The former Supreme Court Justice, some of her family members and members of the community gathered Sunday evening to “sling” the final coat of the mud and milk concoction onto the house.
O’Connor and her family lived in this home until she was appointed to the Supreme Court and it was sold. When the family that purchased it wanted to expand the home and tear it down, O’Connor said some of her friends persuaded her to move the home to its new location and preserve it for posterity
“I didn’t think it could be done,” O’Connor said. “But we found the daughter of the man who originally helped us build the house and she actually helped us figure out how to move it.”
Coor, a former ASU president, and his wife Elva Coor helped coordinate the event.
“There’s been a lot of organizing that has gone into this project,” Elva Coor said. “We had to move the roof in 12 parts, and we had to move the house brick by brick. I’m pretty sure the count is they only lost seven original bricks total.”

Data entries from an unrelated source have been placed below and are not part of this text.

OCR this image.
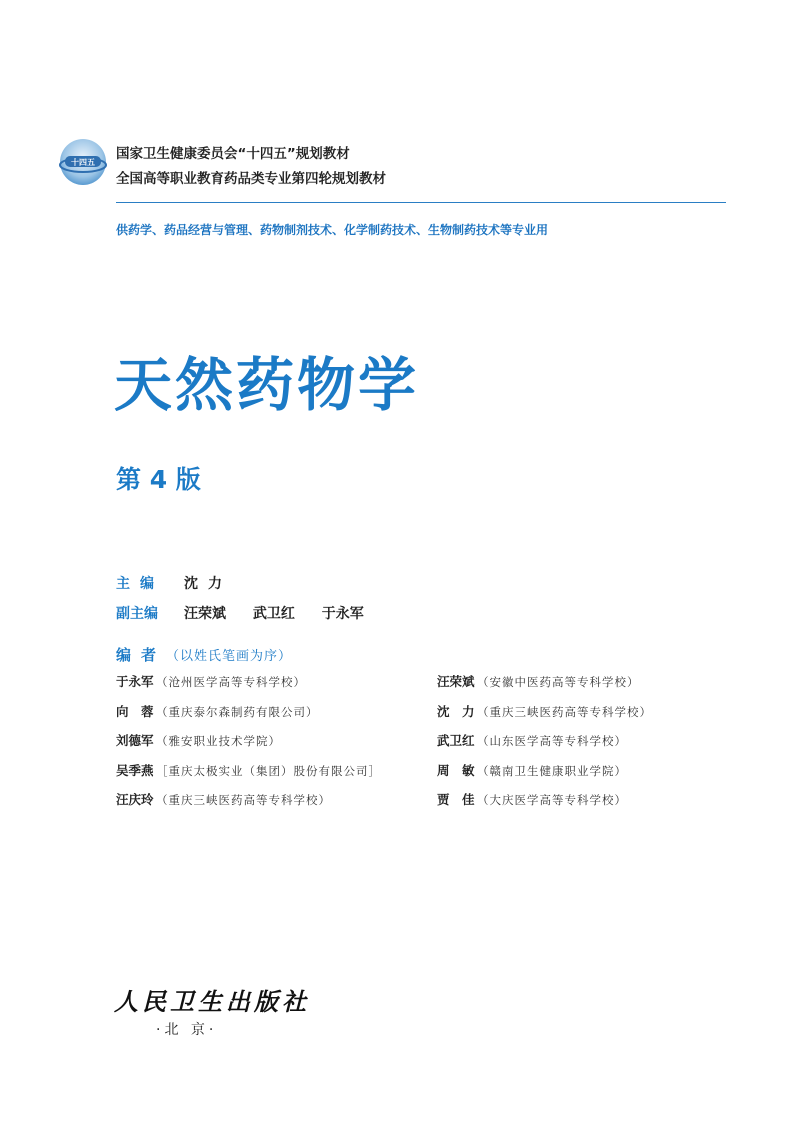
十四五
国家卫生健康委员会“十四五”规划教材
全国高等职业教育药品类专业第四轮规划教材
供药学、药品经营与管理、药物制剂技术、化学制药技术、生物制药技术等专业用
天然药物学
第 4 版
主编	沈力
副主编	汪荣斌 武卫红 于永军
编者（以姓氏笔画为序）
于永军 （沧州医学高等专科学校）
向　蓉 （重庆泰尔森制药有限公司）
刘德军 （雅安职业技术学院）
吴季燕 ［重庆太极实业（集团）股份有限公司］
汪庆玲 （重庆三峡医药高等专科学校）
汪荣斌 （安徽中医药高等专科学校）
沈　力 （重庆三峡医药高等专科学校）
武卫红 （山东医学高等专科学校）
周　敏 （赣南卫生健康职业学院）
贾　佳 （大庆医学高等专科学校）
人民卫生出版社
·北 京·
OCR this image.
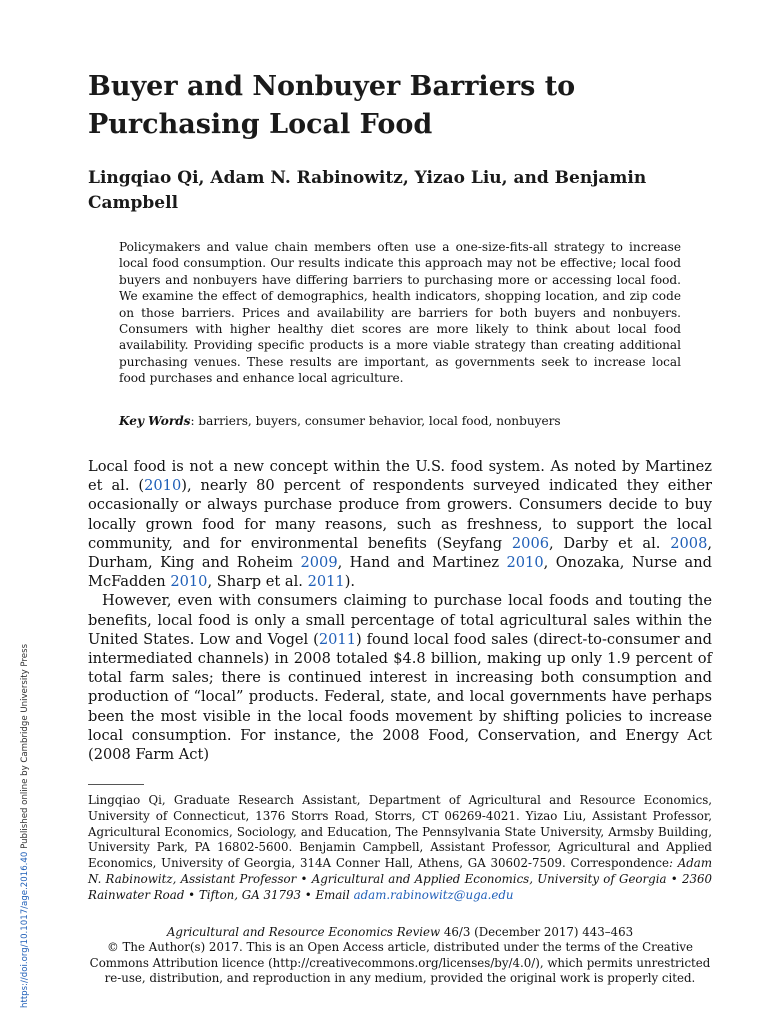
Buyer and Nonbuyer Barriers to Purchasing Local Food
Lingqiao Qi, Adam N. Rabinowitz, Yizao Liu, and Benjamin Campbell

Policymakers and value chain members often use a one-size-fits-all strategy to increase local food consumption. Our results indicate this approach may not be effective; local food buyers and nonbuyers have differing barriers to purchasing more or accessing local food. We examine the effect of demographics, health indicators, shopping location, and zip code on those barriers. Prices and availability are barriers for both buyers and nonbuyers. Consumers with higher healthy diet scores are more likely to think about local food availability. Providing specific products is a more viable strategy than creating additional purchasing venues. These results are important, as governments seek to increase local food purchases and enhance local agriculture.

Key Words: barriers, buyers, consumer behavior, local food, nonbuyers

Local food is not a new concept within the U.S. food system. As noted by Martinez et al. (2010), nearly 80 percent of respondents surveyed indicated they either occasionally or always purchase produce from growers. Consumers decide to buy locally grown food for many reasons, such as freshness, to support the local community, and for environmental benefits (Seyfang 2006, Darby et al. 2008, Durham, King and Roheim 2009, Hand and Martinez 2010, Onozaka, Nurse and McFadden 2010, Sharp et al. 2011).

However, even with consumers claiming to purchase local foods and touting the benefits, local food is only a small percentage of total agricultural sales within the United States. Low and Vogel (2011) found local food sales (direct-to-consumer and intermediated channels) in 2008 totaled $4.8 billion, making up only 1.9 percent of total farm sales; there is continued interest in increasing both consumption and production of “local” products. Federal, state, and local governments have perhaps been the most visible in the local foods movement by shifting policies to increase local consumption. For instance, the 2008 Food, Conservation, and Energy Act (2008 Farm Act)

Lingqiao Qi, Graduate Research Assistant, Department of Agricultural and Resource Economics, University of Connecticut, 1376 Storrs Road, Storrs, CT 06269-4021. Yizao Liu, Assistant Professor, Agricultural Economics, Sociology, and Education, The Pennsylvania State University, Armsby Building, University Park, PA 16802-5600. Benjamin Campbell, Assistant Professor, Agricultural and Applied Economics, University of Georgia, 314A Conner Hall, Athens, GA 30602-7509. Correspondence: Adam N. Rabinowitz, Assistant Professor • Agricultural and Applied Economics, University of Georgia • 2360 Rainwater Road • Tifton, GA 31793 • Email adam.rabinowitz@uga.edu

Agricultural and Resource Economics Review 46/3 (December 2017) 443–463
© The Author(s) 2017. This is an Open Access article, distributed under the terms of the Creative Commons Attribution licence (http://creativecommons.org/licenses/by/4.0/), which permits unrestricted re-use, distribution, and reproduction in any medium, provided the original work is properly cited.

https://doi.org/10.1017/age.2016.40 Published online by Cambridge University Press
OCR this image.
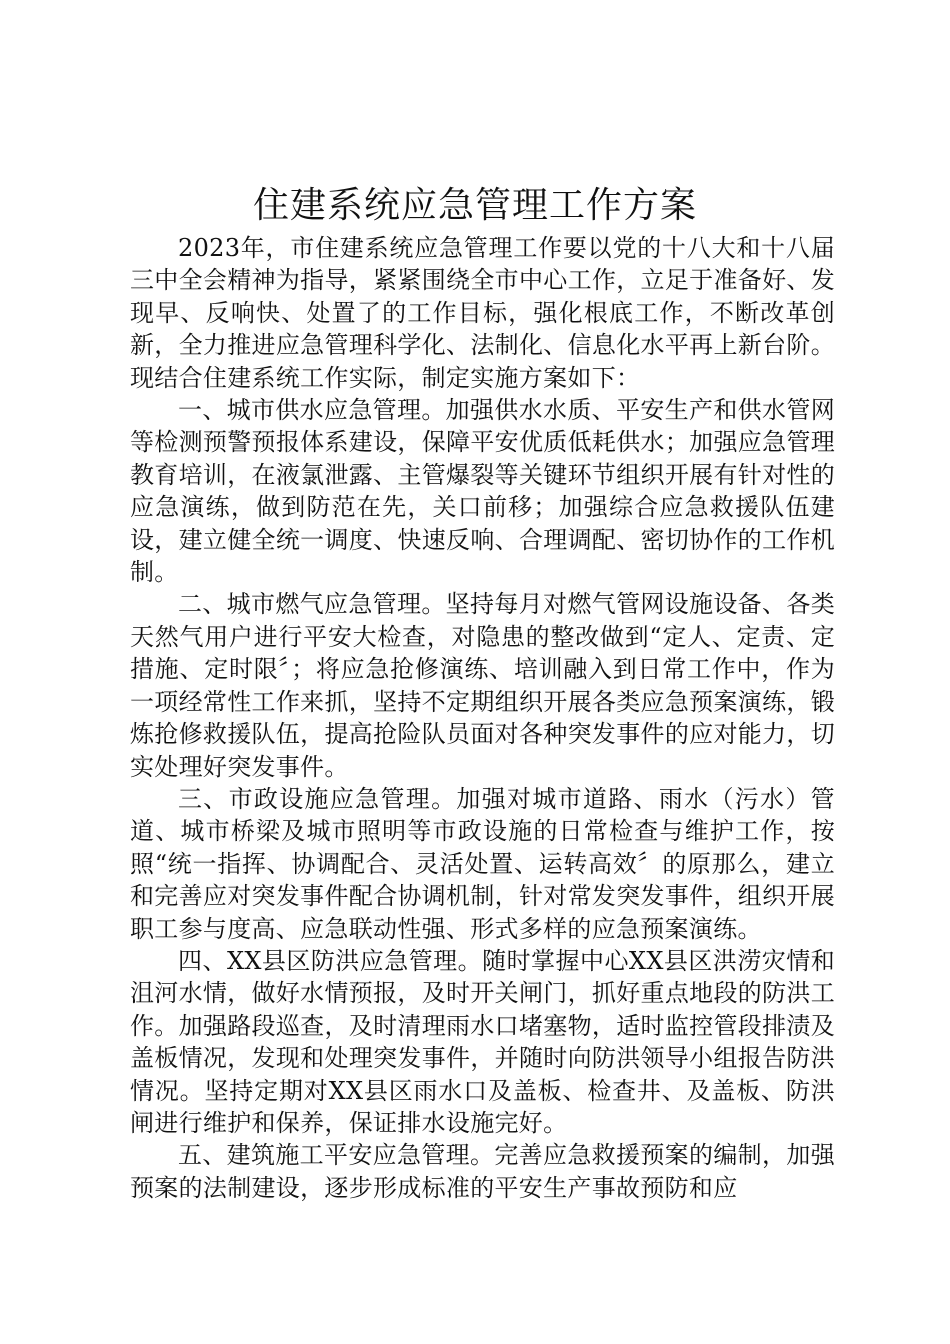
住建系统应急管理工作方案

2023年，市住建系统应急管理工作要以党的十八大和十八届三中全会精神为指导，紧紧围绕全市中心工作，立足于准备好、发现早、反响快、处置了的工作目标，强化根底工作，不断改革创新，全力推进应急管理科学化、法制化、信息化水平再上新台阶。现结合住建系统工作实际，制定实施方案如下：

一、城市供水应急管理。加强供水水质、平安生产和供水管网等检测预警预报体系建设，保障平安优质低耗供水；加强应急管理教育培训，在液氯泄露、主管爆裂等关键环节组织开展有针对性的应急演练，做到防范在先，关口前移；加强综合应急救援队伍建设，建立健全统一调度、快速反响、合理调配、密切协作的工作机制。

二、城市燃气应急管理。坚持每月对燃气管网设施设备、各类天然气用户进行平安大检查，对隐患的整改做到“定人、定责、定措施、定时限〞；将应急抢修演练、培训融入到日常工作中，作为一项经常性工作来抓，坚持不定期组织开展各类应急预案演练，锻炼抢修救援队伍，提高抢险队员面对各种突发事件的应对能力，切实处理好突发事件。

三、市政设施应急管理。加强对城市道路、雨水（污水）管道、城市桥梁及城市照明等市政设施的日常检查与维护工作，按照“统一指挥、协调配合、灵活处置、运转高效〞的原那么，建立和完善应对突发事件配合协调机制，针对常发突发事件，组织开展职工参与度高、应急联动性强、形式多样的应急预案演练。

四、XX县区防洪应急管理。随时掌握中心XX县区洪涝灾情和沮河水情，做好水情预报，及时开关闸门，抓好重点地段的防洪工作。加强路段巡查，及时清理雨水口堵塞物，适时监控管段排渍及盖板情况，发现和处理突发事件，并随时向防洪领导小组报告防洪情况。坚持定期对XX县区雨水口及盖板、检查井、及盖板、防洪闸进行维护和保养，保证排水设施完好。

五、建筑施工平安应急管理。完善应急救援预案的编制，加强预案的法制建设，逐步形成标准的平安生产事故预防和应
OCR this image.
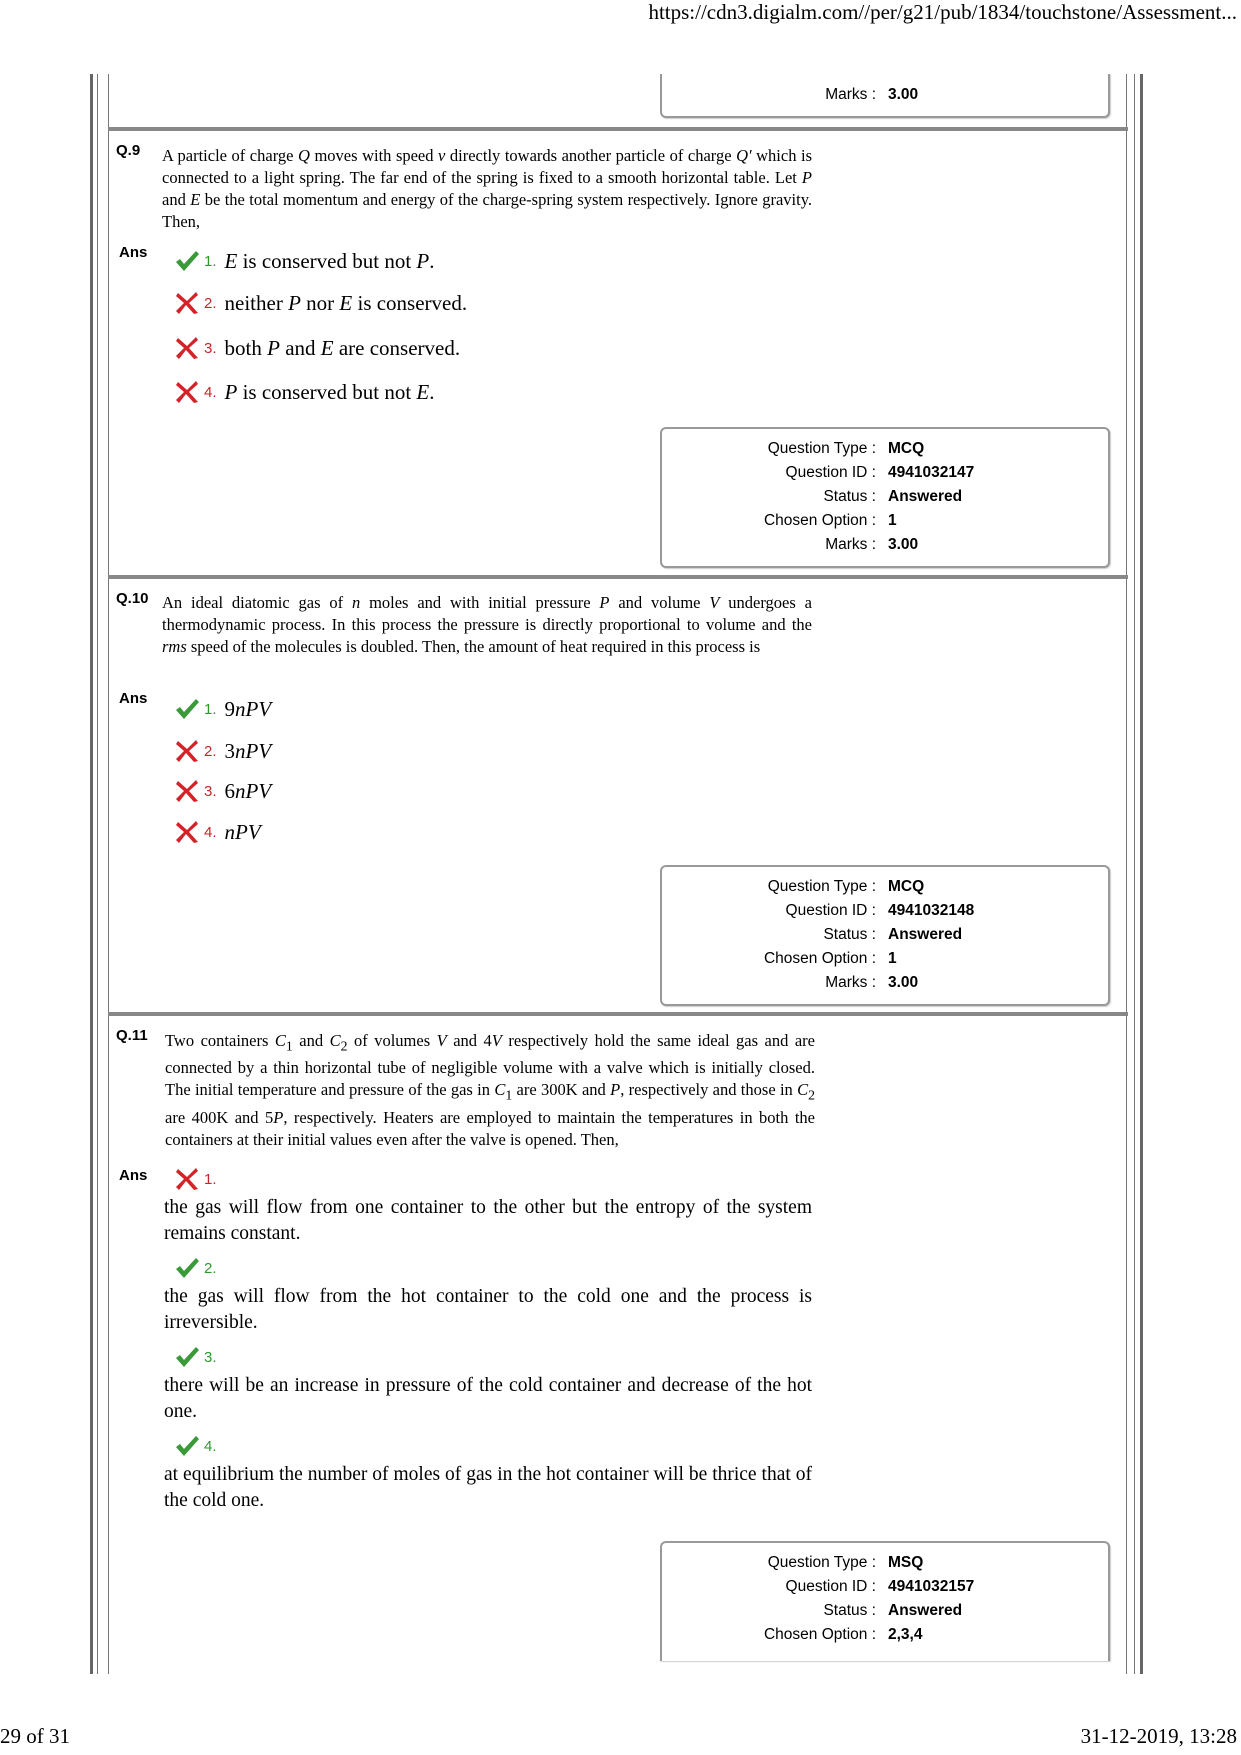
https://cdn3.digialm.com//per/g21/pub/1834/touchstone/Assessment...
Marks : 3.00
Q.9 A particle of charge Q moves with speed v directly towards another particle of charge Q′ which is connected to a light spring. The far end of the spring is fixed to a smooth horizontal table. Let P and E be the total momentum and energy of the charge-spring system respectively. Ignore gravity. Then,
Ans	1. E is conserved but not P.
2. neither P nor E is conserved.
3. both P and E are conserved.
4. P is conserved but not E.
Question Type : MCQ
Question ID : 4941032147
Status : Answered
Chosen Option : 1
Marks : 3.00
Q.10 An ideal diatomic gas of n moles and with initial pressure P and volume V undergoes a thermodynamic process. In this process the pressure is directly proportional to volume and the rms speed of the molecules is doubled. Then, the amount of heat required in this process is
Ans
1. 9nPV
2. 3nPV
3. 6nPV
4. nPV
Question Type : MCQ
Question ID : 4941032148
Status : Answered
Chosen Option : 1
Marks : 3.00
Q.11 Two containers $C_1$ and $C_2$ of volumes V and 4V respectively hold the same ideal gas and are connected by a thin horizontal tube of negligible volume with a valve which is initially closed. The initial temperature and pressure of the gas in $C_1$ are 300K and P, respectively and those in $C_2$ are 400K and 5P, respectively. Heaters are employed to maintain the temperatures in both the containers at their initial values even after the valve is opened. Then,
Ans	1.
the gas will flow from one container to the other but the entropy of the system remains constant.
2.
the gas will flow from the hot container to the cold one and the process is irreversible.
3.
there will be an increase in pressure of the cold container and decrease of the hot one.
4.
at equilibrium the number of moles of gas in the hot container will be thrice that of the cold one.
Question Type : MSQ
Question ID : 4941032157
Status : Answered
Chosen Option : 2,3,4
29 of 31	31-12-2019, 13:28
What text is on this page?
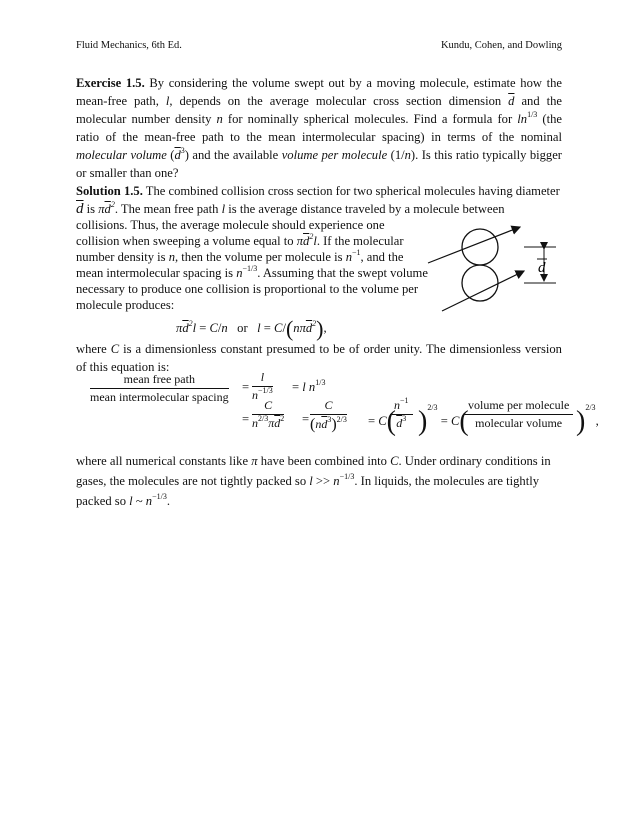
Fluid Mechanics, 6th Ed.	Kundu, Cohen, and Dowling
Exercise 1.5. By considering the volume swept out by a moving molecule, estimate how the mean-free path, l, depends on the average molecular cross section dimension $\overline{d}$ and the molecular number density n for nominally spherical molecules. Find a formula for $\ln^{1/3} (the$ ratio of the mean-free path to the mean intermolecular spacing) in terms of the nominal molecular volume $(\overline{d}^3)$ and the available volume per molecule (1/n). Is this ratio typically bigger or smaller than one?
Solution 1.5. The combined collision cross section for two spherical molecules having diameter
$\overline{d}$ is $\pi\overline{d}^2$. The mean free path l is the average distance traveled by a molecule between
collisions. Thus, the average molecule should experience one
collision when sweeping a volume equal to $\pi\overline{d}^2l$. If the molecular
number density is n, then the volume per molecule is $n^{-1}$, and the
mean intermolecular spacing is $n^{-1/3}$. Assuming that the swept volume
necessary to produce one collision is proportional to the volume per
molecule produces:
$\pi\overline{d}^2l = C/n$ or $l = C/(n\pi\overline{d}^2)$,
where C is a dimensionless constant presumed to be of order unity. The dimensionless version of this equation is:
mean free path
mean intermolecular spacing
= $\frac{l}{n^{-1/3}} = l$ $n^{1/3}$
= $\frac{C}{n^{2/3}\pi\overline{d}^2} = \frac{C}{(n\overline{d}^3)^{2/3}} = C$(
$\frac{n^{-1}}{\overline{d}^3} )^{2/3} = C$(
volume per molecule
molecular volume )$^{2/3}$,
where all numerical constants like π have been combined into C. Under ordinary conditions in
gases, the molecules are not tightly packed so $l >> n^{-1/3}$. In liquids, the molecules are tightly
packed so l ~ $n^{-1/3}$.
d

Coor said the house is supposed to bring people together to discuss issues and solutions, much like it did when O’Connor was in residence.
“It’s very symbolic. The house shows the best of Arizona and it shows how the world views us,” Coor said. “[O’Connor] symbolizes and personifies — and that’s a rare thing, to do both at the same time.”
English junior Steve Pursley volunteered at the event and Pursley called O’Connor a local hero.
“Mostly the older generation are the only ones who recognize her and her accomplishments,” Pursely said. “A lot of the younger generations don’t appreciate her accomplishments, which is why I think it’s important to remember her and what she did for the community.”
As the sun set over the Valley and most of the guests headed to the Arizona Historical Society to eat dinner and listen to music, Elva Coor looked back at the land in front of the house.
“It’s kind of like the house has finally come home,” Elva Coor said. “It’s found a permanent place.”